Download or read book Choreomania written by Kélina Gotman and published by Oxford University Press. This book was released on 2018 with total page 385 pages. Available in PDF, EPUB and Kindle. Book excerpt: When political protest is read as epidemic madness, religious ecstasy as nervous disease, and angular dance moves as dark and uncouth, the 'disorder' being described is choreomania. At once a catchall term to denote spontaneous gestures and the unruly movements of crowds, 'choreomania' emerged in the nineteenth century at a time of heightened class conflict, nationalist policy, and colonial rule. In this book, author K lina Gotman examines these choreographies of unrest, rethinking the modern formation of the choreomania concept as it moved across scientific and social scientific disciplines. Reading archives describing dramatic misformations-of bodies and body politics-she shows how prejudices against expressivity unravel, in turn revealing widespread anxieties about demonstrative agitation. This history of the fitful body complements stories of nineteenth-century discipline and regimentation. As she notes, constraints on movement imply constraints on political power and agency. In each chapter, Gotman confronts the many ways choreomania works as an extension of discourses shaping colonialist orientalism, which alternately depict riotous bodies as dangerously infected others, and as curious bacchanalian remains. Through her research, Gotman also shows how beneath the radar of this colonial discourse, men and women gathered together to repossess on their terms the gestures of social revolt.
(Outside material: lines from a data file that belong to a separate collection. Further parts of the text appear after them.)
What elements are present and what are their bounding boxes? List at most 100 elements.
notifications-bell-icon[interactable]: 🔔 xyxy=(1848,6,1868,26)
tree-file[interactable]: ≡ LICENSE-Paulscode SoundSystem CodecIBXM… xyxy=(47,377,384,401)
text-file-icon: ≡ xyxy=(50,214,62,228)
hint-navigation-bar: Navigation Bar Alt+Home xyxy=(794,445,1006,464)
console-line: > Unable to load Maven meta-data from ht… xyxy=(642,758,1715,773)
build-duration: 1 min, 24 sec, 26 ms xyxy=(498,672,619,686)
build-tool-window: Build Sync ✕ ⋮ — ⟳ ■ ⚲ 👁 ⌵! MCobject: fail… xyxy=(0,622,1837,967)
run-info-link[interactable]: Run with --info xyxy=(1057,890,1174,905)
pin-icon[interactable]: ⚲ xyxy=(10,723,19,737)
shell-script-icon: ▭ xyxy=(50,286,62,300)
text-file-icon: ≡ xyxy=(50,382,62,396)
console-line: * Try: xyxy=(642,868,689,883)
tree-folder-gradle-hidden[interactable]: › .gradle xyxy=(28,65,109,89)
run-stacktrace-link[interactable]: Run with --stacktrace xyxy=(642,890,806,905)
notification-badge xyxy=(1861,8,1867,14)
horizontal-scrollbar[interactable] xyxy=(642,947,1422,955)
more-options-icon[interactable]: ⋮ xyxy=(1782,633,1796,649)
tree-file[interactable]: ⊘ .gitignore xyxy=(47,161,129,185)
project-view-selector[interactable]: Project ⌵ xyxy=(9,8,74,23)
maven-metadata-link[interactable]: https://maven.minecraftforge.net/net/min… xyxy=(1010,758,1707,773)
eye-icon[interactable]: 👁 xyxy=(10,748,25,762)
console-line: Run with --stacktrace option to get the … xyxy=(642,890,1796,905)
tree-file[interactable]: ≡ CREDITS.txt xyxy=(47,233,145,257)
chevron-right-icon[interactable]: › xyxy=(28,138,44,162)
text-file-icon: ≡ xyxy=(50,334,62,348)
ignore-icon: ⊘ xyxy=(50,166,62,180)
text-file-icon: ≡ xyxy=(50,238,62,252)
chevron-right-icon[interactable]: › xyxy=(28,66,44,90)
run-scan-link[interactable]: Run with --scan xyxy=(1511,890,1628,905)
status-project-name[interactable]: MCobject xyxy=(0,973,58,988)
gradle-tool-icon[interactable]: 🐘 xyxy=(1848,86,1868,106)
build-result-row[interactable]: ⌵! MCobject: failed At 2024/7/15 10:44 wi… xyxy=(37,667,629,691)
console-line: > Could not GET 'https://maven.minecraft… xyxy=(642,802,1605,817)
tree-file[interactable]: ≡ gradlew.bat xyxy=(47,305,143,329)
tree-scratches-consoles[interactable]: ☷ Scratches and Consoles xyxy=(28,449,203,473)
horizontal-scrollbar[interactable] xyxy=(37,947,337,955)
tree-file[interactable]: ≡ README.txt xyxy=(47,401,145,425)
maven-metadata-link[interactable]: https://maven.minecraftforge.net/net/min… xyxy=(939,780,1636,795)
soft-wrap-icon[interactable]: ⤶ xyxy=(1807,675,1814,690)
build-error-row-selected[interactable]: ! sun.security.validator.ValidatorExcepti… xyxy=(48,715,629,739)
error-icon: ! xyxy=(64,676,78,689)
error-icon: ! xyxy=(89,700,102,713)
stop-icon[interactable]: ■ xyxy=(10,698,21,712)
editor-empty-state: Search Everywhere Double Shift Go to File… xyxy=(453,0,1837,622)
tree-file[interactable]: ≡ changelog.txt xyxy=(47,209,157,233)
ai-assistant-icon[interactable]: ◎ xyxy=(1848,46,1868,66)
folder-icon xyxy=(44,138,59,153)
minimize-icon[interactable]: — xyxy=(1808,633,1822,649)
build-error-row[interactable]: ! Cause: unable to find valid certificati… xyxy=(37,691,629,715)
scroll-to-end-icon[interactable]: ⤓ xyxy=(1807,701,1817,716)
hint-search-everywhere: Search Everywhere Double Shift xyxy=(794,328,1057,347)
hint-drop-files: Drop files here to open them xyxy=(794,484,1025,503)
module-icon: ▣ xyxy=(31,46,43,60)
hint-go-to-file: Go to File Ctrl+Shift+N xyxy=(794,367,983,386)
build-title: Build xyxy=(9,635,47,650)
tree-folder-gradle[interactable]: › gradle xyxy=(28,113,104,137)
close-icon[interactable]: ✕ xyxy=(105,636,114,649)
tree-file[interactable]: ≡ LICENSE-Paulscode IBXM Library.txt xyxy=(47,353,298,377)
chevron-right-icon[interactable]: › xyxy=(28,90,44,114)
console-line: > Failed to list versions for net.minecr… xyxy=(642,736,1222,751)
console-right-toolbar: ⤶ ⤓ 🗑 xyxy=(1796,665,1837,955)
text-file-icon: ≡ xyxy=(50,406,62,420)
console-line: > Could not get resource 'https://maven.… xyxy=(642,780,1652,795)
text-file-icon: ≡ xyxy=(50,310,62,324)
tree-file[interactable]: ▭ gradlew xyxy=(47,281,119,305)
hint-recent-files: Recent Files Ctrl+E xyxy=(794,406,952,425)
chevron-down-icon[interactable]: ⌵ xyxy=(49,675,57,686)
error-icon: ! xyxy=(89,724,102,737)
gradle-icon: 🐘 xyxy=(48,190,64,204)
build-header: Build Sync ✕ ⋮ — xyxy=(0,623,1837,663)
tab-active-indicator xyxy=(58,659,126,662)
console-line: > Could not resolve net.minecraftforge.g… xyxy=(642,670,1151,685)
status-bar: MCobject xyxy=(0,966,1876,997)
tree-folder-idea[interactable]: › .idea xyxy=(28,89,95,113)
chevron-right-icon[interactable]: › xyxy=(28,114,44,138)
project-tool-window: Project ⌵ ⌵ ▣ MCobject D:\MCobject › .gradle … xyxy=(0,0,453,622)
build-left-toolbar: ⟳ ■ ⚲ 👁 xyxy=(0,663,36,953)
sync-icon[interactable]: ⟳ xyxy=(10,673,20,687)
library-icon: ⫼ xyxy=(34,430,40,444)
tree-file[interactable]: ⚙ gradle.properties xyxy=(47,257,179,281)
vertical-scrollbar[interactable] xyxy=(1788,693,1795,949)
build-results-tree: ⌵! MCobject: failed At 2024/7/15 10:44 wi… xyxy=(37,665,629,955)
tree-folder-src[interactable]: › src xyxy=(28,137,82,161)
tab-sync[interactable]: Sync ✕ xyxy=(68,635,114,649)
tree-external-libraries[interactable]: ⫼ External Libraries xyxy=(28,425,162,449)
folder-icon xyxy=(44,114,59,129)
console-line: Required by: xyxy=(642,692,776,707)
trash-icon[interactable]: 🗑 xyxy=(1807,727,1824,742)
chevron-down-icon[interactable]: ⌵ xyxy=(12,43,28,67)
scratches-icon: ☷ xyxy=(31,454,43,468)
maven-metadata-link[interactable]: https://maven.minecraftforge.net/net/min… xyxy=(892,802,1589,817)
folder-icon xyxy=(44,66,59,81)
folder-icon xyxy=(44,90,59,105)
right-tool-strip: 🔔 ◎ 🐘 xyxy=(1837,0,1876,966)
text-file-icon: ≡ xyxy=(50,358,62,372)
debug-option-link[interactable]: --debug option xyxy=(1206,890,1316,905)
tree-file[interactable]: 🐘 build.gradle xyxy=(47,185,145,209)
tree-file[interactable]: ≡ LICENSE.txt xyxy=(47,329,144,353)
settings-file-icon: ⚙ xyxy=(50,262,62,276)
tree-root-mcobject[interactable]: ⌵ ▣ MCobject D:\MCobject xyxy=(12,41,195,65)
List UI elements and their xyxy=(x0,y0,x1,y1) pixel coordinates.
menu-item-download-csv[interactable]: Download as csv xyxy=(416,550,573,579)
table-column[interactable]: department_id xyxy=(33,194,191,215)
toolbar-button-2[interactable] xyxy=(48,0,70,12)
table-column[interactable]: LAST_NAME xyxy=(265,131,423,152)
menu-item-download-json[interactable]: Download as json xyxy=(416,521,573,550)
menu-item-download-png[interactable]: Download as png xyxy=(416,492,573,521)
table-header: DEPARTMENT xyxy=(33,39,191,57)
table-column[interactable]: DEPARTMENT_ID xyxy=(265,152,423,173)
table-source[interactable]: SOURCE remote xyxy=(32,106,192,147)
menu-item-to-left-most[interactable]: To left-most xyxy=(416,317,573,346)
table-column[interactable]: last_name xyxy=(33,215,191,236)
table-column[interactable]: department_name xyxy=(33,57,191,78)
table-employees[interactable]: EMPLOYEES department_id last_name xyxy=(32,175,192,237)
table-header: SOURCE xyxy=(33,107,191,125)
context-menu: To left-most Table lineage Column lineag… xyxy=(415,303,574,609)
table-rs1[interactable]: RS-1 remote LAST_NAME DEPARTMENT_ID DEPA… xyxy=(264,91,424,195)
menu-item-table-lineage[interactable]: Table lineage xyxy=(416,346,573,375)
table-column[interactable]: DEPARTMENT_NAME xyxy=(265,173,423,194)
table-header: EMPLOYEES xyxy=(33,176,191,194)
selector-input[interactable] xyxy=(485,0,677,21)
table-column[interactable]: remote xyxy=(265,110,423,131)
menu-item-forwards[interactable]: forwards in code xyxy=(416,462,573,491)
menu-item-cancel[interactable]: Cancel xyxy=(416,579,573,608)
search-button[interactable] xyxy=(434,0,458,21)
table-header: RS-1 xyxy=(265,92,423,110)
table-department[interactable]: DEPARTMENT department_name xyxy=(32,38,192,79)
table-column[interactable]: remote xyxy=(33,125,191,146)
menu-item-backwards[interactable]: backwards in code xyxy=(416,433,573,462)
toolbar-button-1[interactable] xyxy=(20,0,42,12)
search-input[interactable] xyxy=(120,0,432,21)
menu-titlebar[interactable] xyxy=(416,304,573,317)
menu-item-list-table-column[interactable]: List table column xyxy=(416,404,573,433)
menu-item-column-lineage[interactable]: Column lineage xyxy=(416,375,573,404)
Download or read book Aspasia written by Krassimira Daskalova and published by Berghahn Books. This book was released on 2008-09 with total page 296 pages. Available in PDF, EPUB and Kindle. Book excerpt: Aspasia is an international peer-reviewed yearbook that brings out the best scholarship in the field of interdisciplinary women's and gender historyfocused on - and produced in - Central, Eastern, and Southeastern Europe. In this region the field of women's and gender history has developed uevenly and has remained only marginally represented in the "international" canon.
Download or read book Immersive Analytics written by Kim Marriott and published by Springer. This book was released on 2018-10-15 with total page 366 pages. Available in PDF, EPUB and Kindle. Book excerpt: Immersive Analytics is a new research initiative that aims to remove barriers between people, their data and the tools they use for analysis and decision making. Here the aims of immersive analytics research are clarified, its opportunities and historical context, as well as providing a broad research agenda for the field. In addition, it is reviewed how the term immersion has been used to refer to both technological and psychological immersion, both of which are central to immersive analytics research.